Oggi siamo in molti a suonare Bach col pianoforte, mentre non era così negli anni Settanta, quando i musicologi e i critici lo volevano obbligatoriamente al clavicembalo. Io credo che dobbiamo essere aperti a diverse interpretazioni, perché Bach, come scriveva Schumann, è il pane quotidiano. E se i violinisti hanno le Sonate e Partite, e i violoncellisti le Suite, noi pianisti-clavicembalisti-organisti abbiamo un tesoro. Bach al pianoforte non rappresenta una trascrizione: a casa ho due antichi clavicordi, dal suono delizioso, intimo; perfetti in una piccolissima stanza, per pochi amici. Ideali per non disturbare i vicini! Delicati, col piccolo vibrato verticale, molto diversi dal clavicembalo. No, non lo amo. Adoro invece il clavicordo. È il mio maestro. All’inizio sembra flebile, debole, ma se apri le orecchie senti una incredibile ricchezza di colori, tanto che quando passo al pianoforte rimango poi influenzato dalla sonorità del clavicordo. Non è una trascrizione Bach al pianoforte, perché la frase prende solo una diversa sonorità, non viene adattata. Come invece si fa in questa epidemia di trascrizioni, oggi di moda, dove si cambia tutto, dalla polifonia alle tonalità. Prendiamo le Goldberg, uno dei sommi capolavori: ognuno certo vorrebbe farle proprie, ma se le suona un trio d’archi non assomigliano più all’originale. E poi queste variazioni, così pianistiche, così virtuosistiche, perdono l’essenziale: sono un tour de force, se le suona una persona. In tre, cinque o dieci, allora non sono così interessanti.

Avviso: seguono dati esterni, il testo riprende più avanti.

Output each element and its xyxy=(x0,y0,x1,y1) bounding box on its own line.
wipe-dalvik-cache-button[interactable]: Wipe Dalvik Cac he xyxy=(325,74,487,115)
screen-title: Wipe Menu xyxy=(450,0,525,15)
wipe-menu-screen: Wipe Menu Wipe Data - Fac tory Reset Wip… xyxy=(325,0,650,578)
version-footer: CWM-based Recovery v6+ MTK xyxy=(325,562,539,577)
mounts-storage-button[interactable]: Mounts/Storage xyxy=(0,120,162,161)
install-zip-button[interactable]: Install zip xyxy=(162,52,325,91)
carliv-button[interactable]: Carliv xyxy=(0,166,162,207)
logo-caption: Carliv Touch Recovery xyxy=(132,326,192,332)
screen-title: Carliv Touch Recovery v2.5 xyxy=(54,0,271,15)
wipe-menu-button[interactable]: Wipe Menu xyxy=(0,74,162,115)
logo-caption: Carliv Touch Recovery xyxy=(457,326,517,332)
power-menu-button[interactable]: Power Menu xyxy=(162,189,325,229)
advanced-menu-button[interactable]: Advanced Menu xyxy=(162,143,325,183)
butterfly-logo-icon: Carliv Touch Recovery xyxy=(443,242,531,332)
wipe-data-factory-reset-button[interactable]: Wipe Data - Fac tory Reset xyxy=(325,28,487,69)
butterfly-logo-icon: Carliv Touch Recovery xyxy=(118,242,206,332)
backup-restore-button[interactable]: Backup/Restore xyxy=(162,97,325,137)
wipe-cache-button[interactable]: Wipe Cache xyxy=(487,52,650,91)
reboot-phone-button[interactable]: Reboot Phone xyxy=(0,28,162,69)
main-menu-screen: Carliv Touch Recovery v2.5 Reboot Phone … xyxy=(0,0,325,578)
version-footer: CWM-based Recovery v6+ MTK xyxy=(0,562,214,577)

Bach è enciclopedico: non si ripete mai. Cerca un problema – ad esempio la polifonia nel violino solo – e lo risolve. Fine. Non gli interessa più. Nei sei Brandeburghesi ciascuno affronta e chiude una diversa combinazione strumentale. Poi chiude, passa ad altro. Le Goldberg hanno poche variazioni, solo trenta: essenziali, individuali, mai ripetitive, uniche. Come la scienza. Perché per Bach la musica è arte e scienza. Mai divertimento. Anche se l’umorismo nella sua scrittura affiora sempre, basti al Quodlibet nell’ultima delle Goldberg, dove cita canzoni popolari con testi assai volgari, che un ascoltatore dell’epoca avrà riconosciuto, divertendosi. Così c’è tutto in Bach – dramma, religione, spiritualità, tenerezza e humor – tutto l’arco delle emozioni umane.